Da exclusão à desconfiança
Nas páginas do jornal virtual “Patrin”, especializado em questões de cultura e história dos ciganos, o nome de Portugal não aparece uma única vez. Nem na secção dos Costumes e Tradições nem na da Cultura e Artes, tão pouco nos variados artigos que nos lembram as vítimas esquecidas de um outro holocausto: o holocausto dos rom, manouche, sinti ou calon – diferentes ramos de um mesmo povo originário do subcontinente indiano que palmilhou mundo como forma de rejeição do sistema de castas e do violento avanço do Islão. Adolfo Hitler elegeu-os, juntamente com os judeus, como alvo preferencial a abater.

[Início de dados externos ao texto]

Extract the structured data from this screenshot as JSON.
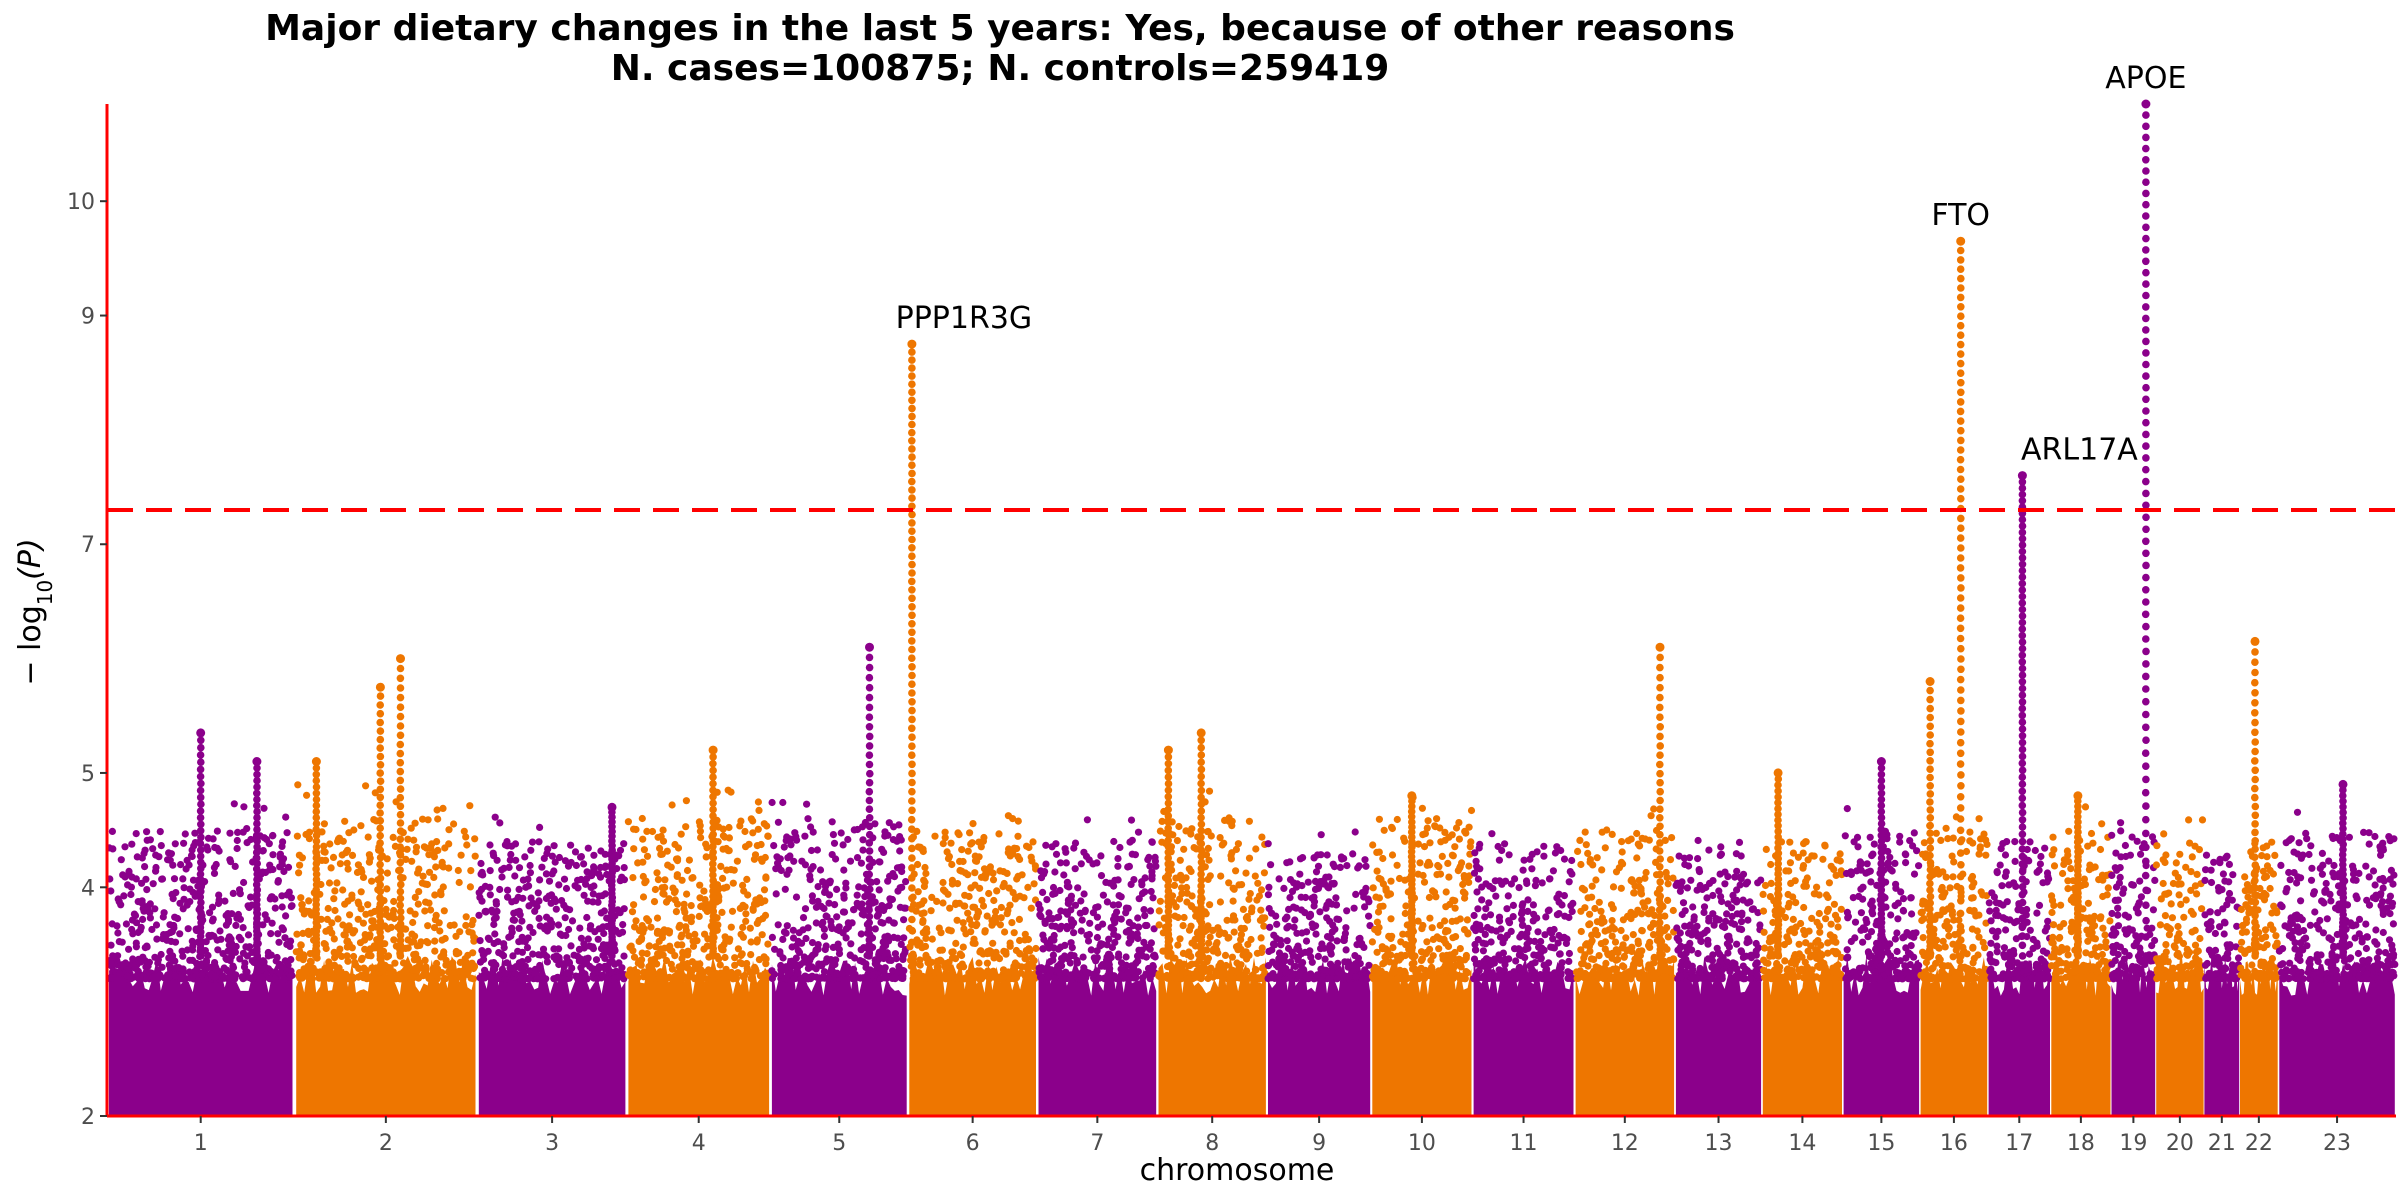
{
  "chart_data": {
    "type": "scatter",
    "title": "Major dietary changes in the last 5 years: Yes, because of other reasons",
    "subtitle": "N. cases=100875; N. controls=259419",
    "xlabel": "chromosome",
    "ylabel_main": "− log",
    "ylabel_sub": "10",
    "ylabel_paren": "(P)",
    "ylim": [
      2,
      10.85
    ],
    "yticks": [
      {
        "value": 2,
        "label": "2"
      },
      {
        "value": 4,
        "label": "4"
      },
      {
        "value": 5,
        "label": "5"
      },
      {
        "value": 7,
        "label": "7"
      },
      {
        "value": 9,
        "label": "9"
      },
      {
        "value": 10,
        "label": "10"
      }
    ],
    "significance_threshold": 7.3,
    "colors": {
      "odd": "#8B008B",
      "even": "#EE7600",
      "threshold": "#FF0000",
      "axis": "#FF0000"
    },
    "chromosomes": [
      {
        "label": "1",
        "start": 0,
        "end": 248,
        "base": 4.3,
        "spread": 0.15
      },
      {
        "label": "2",
        "start": 248,
        "end": 490,
        "base": 4.4,
        "spread": 0.2
      },
      {
        "label": "3",
        "start": 490,
        "end": 688,
        "base": 4.2,
        "spread": 0.12
      },
      {
        "label": "4",
        "start": 688,
        "end": 878,
        "base": 4.4,
        "spread": 0.15
      },
      {
        "label": "5",
        "start": 878,
        "end": 1060,
        "base": 4.4,
        "spread": 0.15
      },
      {
        "label": "6",
        "start": 1060,
        "end": 1231,
        "base": 4.3,
        "spread": 0.12
      },
      {
        "label": "7",
        "start": 1231,
        "end": 1390,
        "base": 4.2,
        "spread": 0.12
      },
      {
        "label": "8",
        "start": 1390,
        "end": 1535,
        "base": 4.4,
        "spread": 0.15
      },
      {
        "label": "9",
        "start": 1535,
        "end": 1673,
        "base": 4.1,
        "spread": 0.1
      },
      {
        "label": "10",
        "start": 1673,
        "end": 1807,
        "base": 4.4,
        "spread": 0.12
      },
      {
        "label": "11",
        "start": 1807,
        "end": 1942,
        "base": 4.2,
        "spread": 0.1
      },
      {
        "label": "12",
        "start": 1942,
        "end": 2075,
        "base": 4.3,
        "spread": 0.12
      },
      {
        "label": "13",
        "start": 2075,
        "end": 2190,
        "base": 4.1,
        "spread": 0.08
      },
      {
        "label": "14",
        "start": 2190,
        "end": 2297,
        "base": 4.2,
        "spread": 0.1
      },
      {
        "label": "15",
        "start": 2297,
        "end": 2399,
        "base": 4.3,
        "spread": 0.1
      },
      {
        "label": "16",
        "start": 2399,
        "end": 2489,
        "base": 4.3,
        "spread": 0.1
      },
      {
        "label": "17",
        "start": 2489,
        "end": 2572,
        "base": 4.2,
        "spread": 0.1
      },
      {
        "label": "18",
        "start": 2572,
        "end": 2652,
        "base": 4.3,
        "spread": 0.12
      },
      {
        "label": "19",
        "start": 2652,
        "end": 2711,
        "base": 4.3,
        "spread": 0.1
      },
      {
        "label": "20",
        "start": 2711,
        "end": 2775,
        "base": 4.2,
        "spread": 0.1
      },
      {
        "label": "21",
        "start": 2775,
        "end": 2822,
        "base": 4.1,
        "spread": 0.08
      },
      {
        "label": "22",
        "start": 2822,
        "end": 2873,
        "base": 4.2,
        "spread": 0.1
      },
      {
        "label": "23",
        "start": 2873,
        "end": 3029,
        "base": 4.3,
        "spread": 0.12
      }
    ],
    "peaks": [
      {
        "chr": "1",
        "pos": 0.5,
        "max": 5.35
      },
      {
        "chr": "1",
        "pos": 0.8,
        "max": 5.1
      },
      {
        "chr": "2",
        "pos": 0.58,
        "max": 6.0
      },
      {
        "chr": "2",
        "pos": 0.12,
        "max": 5.1
      },
      {
        "chr": "2",
        "pos": 0.47,
        "max": 5.75
      },
      {
        "chr": "3",
        "pos": 0.9,
        "max": 4.7
      },
      {
        "chr": "4",
        "pos": 0.6,
        "max": 5.2
      },
      {
        "chr": "5",
        "pos": 0.72,
        "max": 6.1
      },
      {
        "chr": "6",
        "pos": 0.03,
        "max": 8.75
      },
      {
        "chr": "8",
        "pos": 0.1,
        "max": 5.2
      },
      {
        "chr": "8",
        "pos": 0.4,
        "max": 5.35
      },
      {
        "chr": "10",
        "pos": 0.4,
        "max": 4.8
      },
      {
        "chr": "12",
        "pos": 0.85,
        "max": 6.1
      },
      {
        "chr": "14",
        "pos": 0.2,
        "max": 5.0
      },
      {
        "chr": "15",
        "pos": 0.5,
        "max": 5.1
      },
      {
        "chr": "16",
        "pos": 0.6,
        "max": 9.65
      },
      {
        "chr": "16",
        "pos": 0.15,
        "max": 5.8
      },
      {
        "chr": "17",
        "pos": 0.55,
        "max": 7.6
      },
      {
        "chr": "18",
        "pos": 0.45,
        "max": 4.8
      },
      {
        "chr": "19",
        "pos": 0.78,
        "max": 10.85
      },
      {
        "chr": "22",
        "pos": 0.4,
        "max": 6.15
      },
      {
        "chr": "23",
        "pos": 0.55,
        "max": 4.9
      }
    ],
    "annotations": [
      {
        "gene": "PPP1R3G",
        "chr": "6",
        "pos": 0.03,
        "y": 8.75
      },
      {
        "gene": "FTO",
        "chr": "16",
        "pos": 0.6,
        "y": 9.65
      },
      {
        "gene": "ARL17A",
        "chr": "17",
        "pos": 0.55,
        "y": 7.6
      },
      {
        "gene": "APOE",
        "chr": "19",
        "pos": 0.78,
        "y": 10.85
      }
    ]
  }
}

Razão suficiente para que sejam várias as associações específicas a essa etnia. Porém, na lista do “Patrin” referente aos diferentes organismos não há qualquer referência a Portugal. Tentei, por isso, um portal em Português. Aí sim, não faltam entradas. Praticamente todas para sítios brasileiros, essencialmente ligados a questões de astrologia e esoterismo. Em Português de Portugal só mesmo uma breve nota.
Miriam Maia, dançarina de flamenco, atribui a lacuna à integração dos ciganos no país que no século XVI lhes serviu de abrigo, depois de uma travessia intercontinental que remonta ao século X. «Integramo-nos na sociedade e não vemos necessidade em constituir associações que nos particularizem, não vemos necessidade de fazer festivais em que só os ciganos participem. No fundo, o que nos distingue dos restantes portugueses é o facto de sermos essencialmente negociantes, feirantes. Só isso», diz.
Miriam Maia é casada com um gadjé. Ou seja: um não cigano. A comprovar a disposição dos ciganos de se integrarem na sociedade portuguesa. Isto, apesar dos preconceitos existentes em relação a essa comunidade. Muito por culpa, no entender de Miriam, da Comunicação Social.
Os ciganos entraram em Portugal, via Espanha, em 1516, mais precisamente pelo Alentejo, região descampada e com matagais. Desde logo foram impedidos de ler a sina, expressar costumes e tradições, falar romani e usar vestimenta tradicional. Os transgressores eram presos e podiam, inclusive, ser condenados à morte. Portugal deportou inúmeros ciganos para o Brasil. O primeiro degredado para a essa extensão do império que muita gente continua a considerar uma ex-colónia, em 1574, chamava-se João Torres. Curiosamente, em 1808, seria contratado, como músico, pela família real portuguesa no exílio.
Pessoalmente Miriam Maia não sente o racismo, talvez por fazer parte, à semelhança de João Torres, de um grupo privilegiado: a de os músicos e dançarinos profissionais. Admite, no entanto, que persistem ainda muitos preconceitos. Para cuja razão de ser não encontra explicação. «Quem sente esse preconceito é que poderá responder», comenta.
Miriam aponta ainda o dedo à Comunicação Social. E explica porquê: «Quando alguém é apanhado com droga, seja alto seja baixo, seja pobre seja rico, é sempre um alguém. Caso seja cigano, a Imprensa, então, faz questão de salientar que ele é, para além de alguém, cigano. E fá-lo por mero sensacionalismo». A dançarina, e também cantora, tem a certeza que os grandes traficantes não são ciganos. Muitas vezes não passam de «uns desgraçados que querem comer e não têm dinheiro» e que antes viram sucessivos pedidos de emprego serem recusados só pelo facto de serem quem são. Emprego que meta caixa registadora ou atendimento ao público, como reafirma Miriam Maia, está completamente fora de questão. «Há uma falta de confiança generalizada em relação ao nosso povo», admite.
A obra Gil Vicente “Farsa de Ciganos” é representada em Évora, em 1521, numa época em que já se associavam os ciganos a “uma comunidade de gente nómada que se dedica a roubar num sítio aquilo que vão vender no outro”. O comércio dos equídeos e “as práticas de feitiçaria, quiromancia e cartomancia” eram as áreas predilectas de uma gente peculiar que percorria o País em “quadrilhas”. Desconfiado desse incontrolável modo de vida, D. João III, pelo alvará de 13 de Março de 1526, interdita a sua entrada em Portugal, “ordenando a expulsão de todos os que aqui viviam”. Seriam muitas as leis promulgadas com idêntica finalidade, mas quanto mais severas, mais inúteis se revelavam. A questão da expulsão dos ciganos só a partir do século XIX seria posta de lado, passando os ciganos a serem considerados cidadãos portugueses, “embora se soubesse que estes se auto-excluíam de prestar qualquer serviço à comunidade, nem se manifestavam dispostos a aceitarem as suas leis”.